God’s Word is an indispensable weapon. In the same way, prayer is essential in this ongoing warfare Pray hard and long. Ephesians 6:17-18 (The Message)
We had an exciting evening at church tonight. This semester, I am teaching early childhood. I miss my older 1st – 5th grade kids but I know the importance of them learning from other teachers then just me. Despite missing them, I love the little ones and sure do have fun with them.
One of the things I’ve always done with little ones, even back when I taught preschool, is I want to teach them to pray. It’s very easy and fun. Right before snack, when they are all sitting down, we pray for our food. I like to get on my knees, I think it’s important to be on their level and for them to see this prayer posture in an adult. I go around to each child and ask them if they’d like to pray.
There is nothing more precious then their prayers. Some pray serious prayers for their parents and their pets, some tell family secrets, and some just make you want to laugh.

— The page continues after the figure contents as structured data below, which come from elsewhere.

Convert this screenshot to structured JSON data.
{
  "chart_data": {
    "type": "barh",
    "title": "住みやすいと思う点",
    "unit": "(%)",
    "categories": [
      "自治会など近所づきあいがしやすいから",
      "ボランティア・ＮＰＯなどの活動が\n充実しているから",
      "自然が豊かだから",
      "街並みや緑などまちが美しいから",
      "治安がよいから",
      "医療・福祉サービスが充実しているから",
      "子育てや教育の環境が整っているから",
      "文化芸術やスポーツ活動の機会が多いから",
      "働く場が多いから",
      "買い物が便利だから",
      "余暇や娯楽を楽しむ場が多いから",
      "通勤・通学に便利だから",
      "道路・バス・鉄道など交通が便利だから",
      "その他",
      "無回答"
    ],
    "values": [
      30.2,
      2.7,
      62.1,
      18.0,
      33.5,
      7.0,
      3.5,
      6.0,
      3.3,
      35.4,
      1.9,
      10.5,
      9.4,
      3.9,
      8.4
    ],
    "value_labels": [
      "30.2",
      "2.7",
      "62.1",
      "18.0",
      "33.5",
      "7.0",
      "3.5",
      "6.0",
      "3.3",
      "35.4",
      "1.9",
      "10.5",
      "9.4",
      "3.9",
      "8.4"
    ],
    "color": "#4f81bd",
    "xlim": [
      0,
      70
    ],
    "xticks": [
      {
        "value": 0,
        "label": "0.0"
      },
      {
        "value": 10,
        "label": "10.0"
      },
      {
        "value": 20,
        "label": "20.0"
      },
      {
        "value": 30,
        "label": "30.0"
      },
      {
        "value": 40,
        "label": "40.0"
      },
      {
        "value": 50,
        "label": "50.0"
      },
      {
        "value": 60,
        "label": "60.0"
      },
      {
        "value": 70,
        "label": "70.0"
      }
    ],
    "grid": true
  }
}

One boy likes to pray in his head so we get to him he says, “I want to pray in my head.” I remind him to say amen when he’s done. We all bow our heads and sit quietly, well, as quiet as fourteen preschoolers can and then he shouts, “Amen.”
I had two new kids at the start of January. When it came to their turn to pray the first night, they said they didn’t want to pray. I assured them that it was okay, not every wants to.
I was talking to their mother after church and I was telling her how we pray in class and how much I love to hear the kids pray.
She said, “My kids didn’t they?”
I said, “No, but that’s okay, not all kids want to.”
She said, “We come from a church background where that’s just not normally done.”
Again, I told her it was okay, I just like to give them the chance if they want. We chatted some more then went on our way.
Tonight, three weeks and three classes later, I asked the two if they wanted to pray. Brother said he would if sister did first. I looked at the sister and she nodded and started praying. I grinned deeply as she prayed then he prayed, thanking God for the little things like hearing a preschooler’s precious prayers.